Klopp wasted no time signing VfL Bochum’s 20 year old, Ilkay Gundogan, set to step into Sahin’s shoes. Club Brugge’s Ivan Perisic who was the Jupiter League’s top scorer in 2010-2011 with his 22 goals became another summer acquisition. At £4.8m he became Klopp’s most expensive signing. In comparison, Arshavin at £15m is Wenger’s most exorbitant purchase.
Connecting the backfield with the attacking midfield is Sven Bender, the 22 years old international prospect who filled captain Sebastian Kehl’s shoes admirably after yet another injury kept the former Mannschaft representative out for five months in the winter.

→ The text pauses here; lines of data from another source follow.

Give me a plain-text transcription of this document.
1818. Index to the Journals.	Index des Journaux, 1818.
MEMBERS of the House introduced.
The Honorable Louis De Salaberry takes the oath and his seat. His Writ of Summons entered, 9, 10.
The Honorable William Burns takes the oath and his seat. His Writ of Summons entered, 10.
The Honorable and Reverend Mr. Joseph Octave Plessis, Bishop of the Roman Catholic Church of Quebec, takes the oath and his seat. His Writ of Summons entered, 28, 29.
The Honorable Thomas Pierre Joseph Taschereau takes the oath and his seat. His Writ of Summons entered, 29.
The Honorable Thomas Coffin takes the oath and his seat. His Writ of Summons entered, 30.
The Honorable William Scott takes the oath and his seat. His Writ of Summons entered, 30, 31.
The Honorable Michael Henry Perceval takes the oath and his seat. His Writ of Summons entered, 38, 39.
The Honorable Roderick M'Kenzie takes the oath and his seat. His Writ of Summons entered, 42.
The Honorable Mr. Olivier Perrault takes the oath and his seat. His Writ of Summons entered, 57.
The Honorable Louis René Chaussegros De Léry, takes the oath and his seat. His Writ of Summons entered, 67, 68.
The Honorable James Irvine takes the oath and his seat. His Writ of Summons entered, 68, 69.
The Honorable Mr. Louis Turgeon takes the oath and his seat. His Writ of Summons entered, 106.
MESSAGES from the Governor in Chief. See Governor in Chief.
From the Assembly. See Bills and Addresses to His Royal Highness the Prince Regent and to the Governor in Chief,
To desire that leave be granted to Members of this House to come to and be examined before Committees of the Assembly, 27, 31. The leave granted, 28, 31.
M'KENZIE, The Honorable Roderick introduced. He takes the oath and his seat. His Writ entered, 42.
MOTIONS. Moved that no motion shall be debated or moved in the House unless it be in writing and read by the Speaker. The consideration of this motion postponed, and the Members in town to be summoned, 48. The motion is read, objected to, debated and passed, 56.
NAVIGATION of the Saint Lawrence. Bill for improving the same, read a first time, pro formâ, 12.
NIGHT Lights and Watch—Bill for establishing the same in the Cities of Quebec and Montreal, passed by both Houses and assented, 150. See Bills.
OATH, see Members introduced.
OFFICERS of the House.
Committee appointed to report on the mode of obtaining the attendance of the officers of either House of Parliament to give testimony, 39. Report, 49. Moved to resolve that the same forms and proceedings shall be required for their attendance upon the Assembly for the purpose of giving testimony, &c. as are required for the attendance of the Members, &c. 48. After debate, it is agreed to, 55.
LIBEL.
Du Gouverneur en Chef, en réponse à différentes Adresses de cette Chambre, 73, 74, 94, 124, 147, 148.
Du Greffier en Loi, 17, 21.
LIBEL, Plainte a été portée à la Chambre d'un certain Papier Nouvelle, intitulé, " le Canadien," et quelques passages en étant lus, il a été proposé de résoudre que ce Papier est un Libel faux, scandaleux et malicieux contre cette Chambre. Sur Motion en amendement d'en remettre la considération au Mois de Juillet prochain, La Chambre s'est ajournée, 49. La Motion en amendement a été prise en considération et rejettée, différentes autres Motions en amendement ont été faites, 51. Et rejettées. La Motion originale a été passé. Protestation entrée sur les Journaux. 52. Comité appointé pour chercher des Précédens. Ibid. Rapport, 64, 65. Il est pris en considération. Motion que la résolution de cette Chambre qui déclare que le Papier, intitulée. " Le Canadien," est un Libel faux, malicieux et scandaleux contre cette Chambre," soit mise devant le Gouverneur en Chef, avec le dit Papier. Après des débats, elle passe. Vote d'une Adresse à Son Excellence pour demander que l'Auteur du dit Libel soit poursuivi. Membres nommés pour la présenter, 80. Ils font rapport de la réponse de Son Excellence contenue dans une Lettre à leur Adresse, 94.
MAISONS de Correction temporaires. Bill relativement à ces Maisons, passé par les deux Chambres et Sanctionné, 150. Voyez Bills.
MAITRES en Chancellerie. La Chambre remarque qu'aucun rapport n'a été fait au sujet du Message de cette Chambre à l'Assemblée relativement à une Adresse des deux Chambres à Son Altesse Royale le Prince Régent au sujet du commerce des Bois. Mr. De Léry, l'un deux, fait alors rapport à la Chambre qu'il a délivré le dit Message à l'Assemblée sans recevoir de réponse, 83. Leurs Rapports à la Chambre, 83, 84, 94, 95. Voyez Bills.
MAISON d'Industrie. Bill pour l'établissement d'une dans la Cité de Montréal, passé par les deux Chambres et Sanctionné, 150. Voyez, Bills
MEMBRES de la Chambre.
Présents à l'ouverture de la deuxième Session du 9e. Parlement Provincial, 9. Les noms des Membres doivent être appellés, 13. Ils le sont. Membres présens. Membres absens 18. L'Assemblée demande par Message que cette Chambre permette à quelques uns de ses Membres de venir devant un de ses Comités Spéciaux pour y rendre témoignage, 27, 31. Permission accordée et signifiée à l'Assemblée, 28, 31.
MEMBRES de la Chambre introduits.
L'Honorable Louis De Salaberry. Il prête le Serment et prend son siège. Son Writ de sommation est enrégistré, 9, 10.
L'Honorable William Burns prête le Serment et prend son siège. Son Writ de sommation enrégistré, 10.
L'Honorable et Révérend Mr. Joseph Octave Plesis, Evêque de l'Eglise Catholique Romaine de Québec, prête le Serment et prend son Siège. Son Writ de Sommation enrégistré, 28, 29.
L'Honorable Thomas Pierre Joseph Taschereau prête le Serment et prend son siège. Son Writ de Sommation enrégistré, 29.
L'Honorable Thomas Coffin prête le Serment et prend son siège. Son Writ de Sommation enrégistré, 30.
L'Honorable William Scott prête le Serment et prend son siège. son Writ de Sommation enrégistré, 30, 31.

Bender was the lynchpin in the Dortmund’s watertight defense like their attacking counterparts wear the fresh bloom of youth. In 22 year old Mats Hummels, the Borussians have found their next Christoph Metzelder and his partnership with Neven Subotic, the 22 year old US emigre, proved seminal in forming the thriftiest defense in the league. Subotic still maintains a cult following in Sam’s Army even after his disappointing switch to Serbian allegiance. Marcel Schmelzer and Łukasz Piszczek, the full backs, maintain that youthful distinction while turning in their best performances last season.
Klopp’s U23 band of youthful interlocutors have done exactly what Arsene Wenger had promised to do with his 2005 template. Since then it’s been the story of this year being different from the last year while remaining almost the same. The average age of the Arsenal squad is 23 years while Borussia’s is 24 years. The difference in a year is more than made up by their grasp of a title that has so fare eluded Wenger’s revolution. As the CL group stage draws near.